Tren istasyonu öyle kalabalıktı ki, öğrenciler kendilerini kalabalığın hareket yönüne doğru bırakmış, akıntıya kapılmışçasına grup halinde yürüyorlardı. Ebeveynler ise her yerdeydi, platformu dolduran bağrışmalardan tutup da aralık pencerelerden içeri son öğütlerini yağdıran anneler ve babaların sesi kulak yırtıcı cinstendi. İnsanda bir şekilde daha hızlı hareket etme isteği uyandırıyordu.
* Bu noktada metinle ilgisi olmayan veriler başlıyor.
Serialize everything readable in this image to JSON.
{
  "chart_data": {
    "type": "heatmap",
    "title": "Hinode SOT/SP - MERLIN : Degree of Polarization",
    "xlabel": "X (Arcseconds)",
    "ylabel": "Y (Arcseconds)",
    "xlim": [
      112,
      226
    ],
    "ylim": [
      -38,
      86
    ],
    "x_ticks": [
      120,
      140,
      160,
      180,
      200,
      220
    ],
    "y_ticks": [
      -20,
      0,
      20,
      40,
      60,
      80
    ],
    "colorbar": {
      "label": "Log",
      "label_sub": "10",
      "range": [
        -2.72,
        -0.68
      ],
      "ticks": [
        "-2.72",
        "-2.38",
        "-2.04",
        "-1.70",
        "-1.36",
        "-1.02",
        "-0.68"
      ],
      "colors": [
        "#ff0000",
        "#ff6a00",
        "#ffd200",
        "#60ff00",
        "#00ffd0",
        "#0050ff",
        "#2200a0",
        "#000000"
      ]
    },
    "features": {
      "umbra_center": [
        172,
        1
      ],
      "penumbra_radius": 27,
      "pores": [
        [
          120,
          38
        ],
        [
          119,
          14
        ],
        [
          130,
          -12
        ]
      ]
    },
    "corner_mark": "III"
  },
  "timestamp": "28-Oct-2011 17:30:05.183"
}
Ancak bu durum Remus Lupin için geçerli değildi. Ailesi tren istasyona henüz yaklaşmışken perona gelmiş, geldikleri gibi de hızlı bir şekilde vedalaşıp gitmişlerdi. Ne annesi ne de babası bu vedayı uzun tutmamışlardı, ve bu genç adamın işine geliyordu.
Boş kompartmanın camından dışarıyı izlerken kalbi suçluluk hissiyle doldu, nedenini biliyordu. Ne zaman ailesiyle vedalaşması gerekse, yüreğine su serpiliyor, adeta omuzlarından bir yükü atarmışçasına rahatlıyordu. Bunun sebebini biliyordu aslında. Bunun sebebi ebeveynlerinin ona olan bakışlarıydı.
Remus Lupin kendini kesinlikle yakışıklı olarak tarif etmezdi.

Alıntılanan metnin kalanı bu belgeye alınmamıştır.